In a later piece called “Mobility Device,” Papalia replaced his cane with a high school marching band from Santa Ana, Calif. They worked together via Skype for six months, and after a single in-person rehearsal, Papalia and the band performed the piece, in which the group allowed Papalia to freely explore downtown Santa Ana—a place unfamiliar to the artist–by anticipating the artist’s movements and providing musical cues.

“It was really important for me to have the freedom of movement to explore and the agency to explore during this performance,” said Papalia.

Papalia did not begin practicing as an artist until he attended graduate school at Portland State University in Portland, Ore.

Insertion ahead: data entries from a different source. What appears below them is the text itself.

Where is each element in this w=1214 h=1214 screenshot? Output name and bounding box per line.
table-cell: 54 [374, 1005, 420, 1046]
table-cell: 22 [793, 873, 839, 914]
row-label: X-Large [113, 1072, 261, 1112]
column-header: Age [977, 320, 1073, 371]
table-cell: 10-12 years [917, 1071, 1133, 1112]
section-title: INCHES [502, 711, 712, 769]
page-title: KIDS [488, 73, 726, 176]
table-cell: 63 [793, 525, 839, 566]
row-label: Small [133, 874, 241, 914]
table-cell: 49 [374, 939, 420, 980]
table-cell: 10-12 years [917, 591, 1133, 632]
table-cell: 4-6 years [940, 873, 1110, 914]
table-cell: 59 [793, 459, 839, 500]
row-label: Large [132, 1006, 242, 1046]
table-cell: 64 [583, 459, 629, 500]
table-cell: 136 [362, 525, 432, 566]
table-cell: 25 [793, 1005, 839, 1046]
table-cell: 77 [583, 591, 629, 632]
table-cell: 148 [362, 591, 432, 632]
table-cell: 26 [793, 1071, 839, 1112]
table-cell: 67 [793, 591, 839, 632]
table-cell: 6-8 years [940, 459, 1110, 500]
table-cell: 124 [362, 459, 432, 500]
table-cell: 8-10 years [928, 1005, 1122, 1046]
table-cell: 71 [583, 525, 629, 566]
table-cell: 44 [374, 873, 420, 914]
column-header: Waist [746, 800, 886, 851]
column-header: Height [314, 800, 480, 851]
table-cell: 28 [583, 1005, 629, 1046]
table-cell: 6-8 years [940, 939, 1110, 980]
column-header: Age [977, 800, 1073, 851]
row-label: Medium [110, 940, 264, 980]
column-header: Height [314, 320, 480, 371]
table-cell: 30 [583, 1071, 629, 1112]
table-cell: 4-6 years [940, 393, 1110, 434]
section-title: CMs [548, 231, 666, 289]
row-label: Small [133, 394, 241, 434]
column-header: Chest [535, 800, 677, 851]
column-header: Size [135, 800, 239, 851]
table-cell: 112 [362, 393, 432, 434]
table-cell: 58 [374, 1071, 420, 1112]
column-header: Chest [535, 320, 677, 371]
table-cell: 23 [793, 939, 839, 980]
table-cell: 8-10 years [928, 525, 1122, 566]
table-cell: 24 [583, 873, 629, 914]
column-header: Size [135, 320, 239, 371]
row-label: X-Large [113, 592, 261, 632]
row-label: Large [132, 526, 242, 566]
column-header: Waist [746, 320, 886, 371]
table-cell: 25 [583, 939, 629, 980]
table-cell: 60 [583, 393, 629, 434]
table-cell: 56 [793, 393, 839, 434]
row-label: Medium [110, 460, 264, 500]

He described his studies as a combination of art and social practice. Art provided Papalia with an avenue both to come to terms with his disability and to think critically about what it means to be disabled.

Papalia has gradually shifted his focus to developing and sharing a social model of accessibility, which he calls “Open Access.”

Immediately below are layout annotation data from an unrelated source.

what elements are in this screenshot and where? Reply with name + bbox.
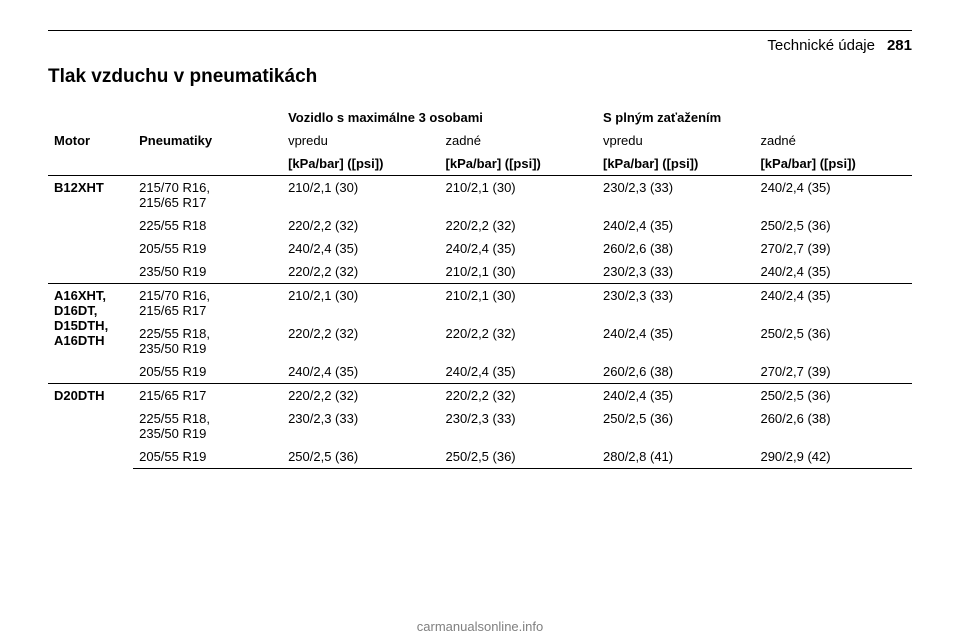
- value-cell: 230/2,3 (33): [282, 407, 439, 445]
- value-cell: 240/2,4 (35): [597, 322, 754, 360]
- col-header-rear-1: zadné: [440, 129, 597, 152]
- value-cell: 210/2,1 (30): [282, 176, 439, 215]
- table-row: 235/50 R19220/2,2 (32)210/2,1 (30)230/2,…: [48, 260, 912, 284]
- value-cell: 210/2,1 (30): [440, 284, 597, 323]
- value-cell: 240/2,4 (35): [754, 284, 912, 323]
- value-cell: 260/2,6 (38): [597, 360, 754, 384]
- group-header-fullload: S plným zaťažením: [597, 106, 912, 129]
- col-header-motor: Motor: [48, 129, 133, 152]
- value-cell: 240/2,4 (35): [282, 360, 439, 384]
- unit-header-3: [kPa/bar] ([psi]): [597, 152, 754, 176]
- table-row: 205/55 R19240/2,4 (35)240/2,4 (35)260/2,…: [48, 360, 912, 384]
- value-cell: 220/2,2 (32): [282, 260, 439, 284]
- value-cell: 230/2,3 (33): [440, 407, 597, 445]
- value-cell: 250/2,5 (36): [597, 407, 754, 445]
- value-cell: 240/2,4 (35): [754, 176, 912, 215]
- value-cell: 250/2,5 (36): [754, 384, 912, 408]
- value-cell: 230/2,3 (33): [597, 284, 754, 323]
- tyre-cell: 225/55 R18: [133, 214, 282, 237]
- value-cell: 240/2,4 (35): [597, 384, 754, 408]
- tyre-cell: 205/55 R19: [133, 445, 282, 469]
- table-row: D20DTH215/65 R17220/2,2 (32)220/2,2 (32)…: [48, 384, 912, 408]
- value-cell: 260/2,6 (38): [597, 237, 754, 260]
- group-header-3persons: Vozidlo s maximálne 3 osobami: [282, 106, 597, 129]
- value-cell: 280/2,8 (41): [597, 445, 754, 469]
- motor-cell: D20DTH: [48, 384, 133, 469]
- value-cell: 220/2,2 (32): [440, 322, 597, 360]
- value-cell: 250/2,5 (36): [754, 214, 912, 237]
- tyre-cell: 215/65 R17: [133, 384, 282, 408]
- value-cell: 240/2,4 (35): [440, 360, 597, 384]
- table-row: B12XHT215/70 R16, 215/65 R17210/2,1 (30)…: [48, 176, 912, 215]
- unit-header-2: [kPa/bar] ([psi]): [440, 152, 597, 176]
- value-cell: 220/2,2 (32): [282, 322, 439, 360]
- motor-cell: B12XHT: [48, 176, 133, 284]
- value-cell: 230/2,3 (33): [597, 176, 754, 215]
- table-row: 205/55 R19250/2,5 (36)250/2,5 (36)280/2,…: [48, 445, 912, 469]
- value-cell: 210/2,1 (30): [440, 260, 597, 284]
- section-title: Tlak vzduchu v pneumatikách: [48, 66, 912, 88]
- value-cell: 270/2,7 (39): [754, 360, 912, 384]
- col-header-front-2: vpredu: [597, 129, 754, 152]
- col-header-front-1: vpredu: [282, 129, 439, 152]
- table-row: 205/55 R19240/2,4 (35)240/2,4 (35)260/2,…: [48, 237, 912, 260]
- value-cell: 250/2,5 (36): [440, 445, 597, 469]
- unit-header-1: [kPa/bar] ([psi]): [282, 152, 439, 176]
- table-row: 225/55 R18, 235/50 R19220/2,2 (32)220/2,…: [48, 322, 912, 360]
- value-cell: 250/2,5 (36): [282, 445, 439, 469]
- tyre-cell: 215/70 R16, 215/65 R17: [133, 176, 282, 215]
- value-cell: 220/2,2 (32): [440, 384, 597, 408]
- value-cell: 240/2,4 (35): [282, 237, 439, 260]
- tyre-cell: 235/50 R19: [133, 260, 282, 284]
- value-cell: 210/2,1 (30): [282, 284, 439, 323]
- tyre-cell: 215/70 R16, 215/65 R17: [133, 284, 282, 323]
- value-cell: 290/2,9 (42): [754, 445, 912, 469]
- value-cell: 220/2,2 (32): [282, 384, 439, 408]
- table-row: 225/55 R18220/2,2 (32)220/2,2 (32)240/2,…: [48, 214, 912, 237]
- unit-header-4: [kPa/bar] ([psi]): [754, 152, 912, 176]
- value-cell: 230/2,3 (33): [597, 260, 754, 284]
- table-row: A16XHT, D16DT, D15DTH, A16DTH215/70 R16,…: [48, 284, 912, 323]
- page-header: Technické údaje 281: [48, 37, 912, 54]
- table-row: 225/55 R18, 235/50 R19230/2,3 (33)230/2,…: [48, 407, 912, 445]
- value-cell: 210/2,1 (30): [440, 176, 597, 215]
- value-cell: 240/2,4 (35): [754, 260, 912, 284]
- page-number: 281: [887, 37, 912, 54]
- chapter-title: Technické údaje: [767, 37, 875, 54]
- value-cell: 240/2,4 (35): [597, 214, 754, 237]
- value-cell: 270/2,7 (39): [754, 237, 912, 260]
- tyre-cell: 225/55 R18, 235/50 R19: [133, 407, 282, 445]
- value-cell: 260/2,6 (38): [754, 407, 912, 445]
- motor-cell: A16XHT, D16DT, D15DTH, A16DTH: [48, 284, 133, 384]
- value-cell: 250/2,5 (36): [754, 322, 912, 360]
- value-cell: 220/2,2 (32): [282, 214, 439, 237]
- col-header-tyres: Pneumatiky: [133, 129, 282, 152]
- tyre-cell: 205/55 R19: [133, 360, 282, 384]
- tyre-cell: 225/55 R18, 235/50 R19: [133, 322, 282, 360]
- col-header-rear-2: zadné: [754, 129, 912, 152]
- value-cell: 220/2,2 (32): [440, 214, 597, 237]
- footer-watermark: carmanualsonline.info: [0, 619, 960, 634]
- value-cell: 240/2,4 (35): [440, 237, 597, 260]
- tyre-cell: 205/55 R19: [133, 237, 282, 260]
- tyre-pressure-table: Vozidlo s maximálne 3 osobami S plným za…: [48, 106, 912, 469]
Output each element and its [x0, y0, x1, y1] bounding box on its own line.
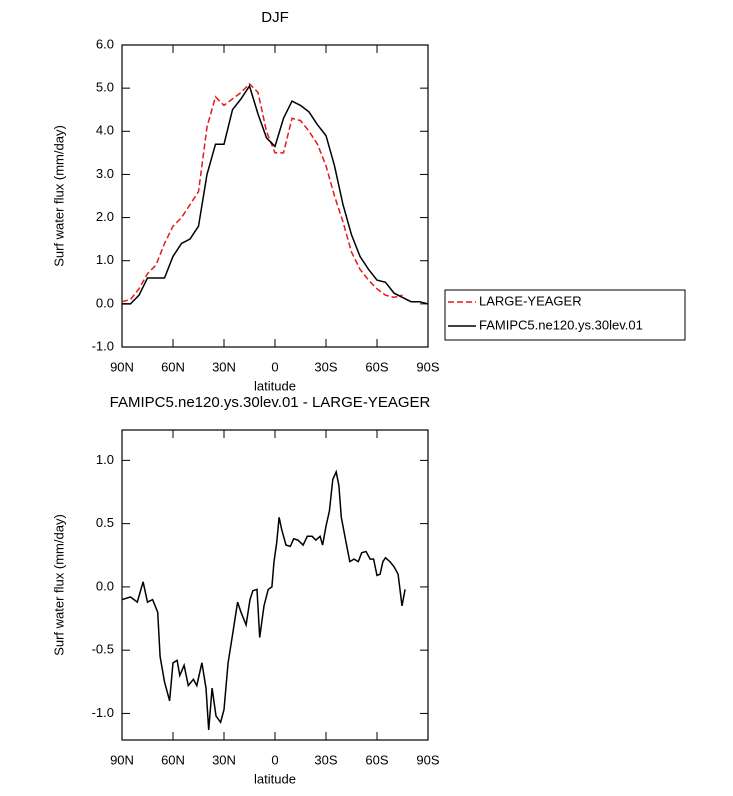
y-tick-label: 5.0 [96, 80, 114, 95]
y-tick-label: 1.0 [96, 252, 114, 267]
x-tick-label: 0 [271, 752, 278, 767]
x-tick-label: 0 [271, 359, 278, 374]
y-tick-label: -0.5 [92, 642, 114, 657]
x-axis-label: latitude [254, 771, 296, 786]
x-tick-label: 60S [365, 359, 388, 374]
legend-box [444, 289, 686, 341]
chart-title: FAMIPC5.ne120.ys.30lev.01 - LARGE-YEAGER [110, 394, 431, 411]
x-tick-label: 30S [314, 752, 337, 767]
y-tick-label: 6.0 [96, 36, 114, 51]
legend-label: FAMIPC5.ne120.ys.30lev.01 [479, 317, 643, 332]
y-axis-label: Surf water flux (mm/day) [51, 125, 66, 267]
data-line [121, 82, 403, 303]
y-tick-label: 0.5 [96, 515, 114, 530]
y-axis-label: Surf water flux (mm/day) [51, 514, 66, 656]
x-tick-label: 90N [110, 752, 134, 767]
chart-title: DJF [261, 9, 289, 26]
x-tick-label: 60S [365, 752, 388, 767]
x-tick-label: 90S [416, 359, 439, 374]
legend-label: LARGE-YEAGER [479, 293, 582, 308]
y-tick-label: 0.0 [96, 295, 114, 310]
x-tick-label: 30N [212, 359, 236, 374]
x-tick-label: 90S [416, 752, 439, 767]
x-axis-label: latitude [254, 378, 296, 393]
data-line [122, 84, 429, 305]
plot-frame [121, 429, 429, 741]
x-tick-label: 30N [212, 752, 236, 767]
y-tick-label: 4.0 [96, 123, 114, 138]
x-tick-label: 60N [161, 359, 185, 374]
x-tick-label: 90N [110, 359, 134, 374]
y-tick-label: 1.0 [96, 452, 114, 467]
plot-frame [121, 44, 429, 348]
data-line [121, 469, 406, 730]
y-tick-label: 3.0 [96, 166, 114, 181]
x-tick-label: 60N [161, 752, 185, 767]
y-tick-label: 2.0 [96, 209, 114, 224]
y-tick-label: -1.0 [92, 338, 114, 353]
y-tick-label: 0.0 [96, 578, 114, 593]
y-tick-label: -1.0 [92, 705, 114, 720]
x-tick-label: 30S [314, 359, 337, 374]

This social model stems from the disability activism of the 1960s and represents a reaction to the medical model, said Papalia. Unlike in the medical model, the social model contends that disability is not a physical condition, but rather the social, cultural and political conditions in which the person exists. Papalia’s “Open Access” model consists of five tenets that describe a relational approach to accessibility.

Papalia defines accessibility as “one’s ability to hold agency.” He believes that it is not something that can be effectively legally instituted or enforced.

“A policy platform can only go so far in encouraging people to care for one another,” said Papalia. “It’s really about thinking about … the collective politics of a place. What is the culture, and how do those politics and how they’re expressed affect one’s agency? And that’s kind of how I’m trying to open up a conversation about accessibility—kind of like around those kind of considerations.”

Effective accessibility depends upon the formation of long-term, support-based relationships, said Papalia.

“You can’t just put a sign on a wall in a room that says, ‘This place is accessible,’” he said. “That is an ongoing practice and the systems and conditions that oppress people are ongoing, so whenever you’re interrupting those conditions that oppress, I think you’re making a moment of accessibility. And so I think we have to think of accessibility as a lifelong dedication.”

Papalia now travels both domestically and internationally as part of a movement-building campaign to share his social model with various groups and institutions looking to expand their approach to accessibility.

Ben Wu ’18, BCMA intern and member of Disabled Students Association, agreed that Papalia brings a unique perspective to campus.

“I think [Papalia’s installation] would be really cool as a way to connect with the school on a larger dialogue around disability.”

“The relationship between art and activism is something that’s really powerful, but that I don’t think is frequently modeled as a mode of productive activism on campus,” said Tani, who invited Papalia to campus. “It’s often hard to understand how art, which seems to have a purely aesthetic function or a [politically] benign presence in the world, actually does have a real impact on the way we feel, on the way we relate to our world.”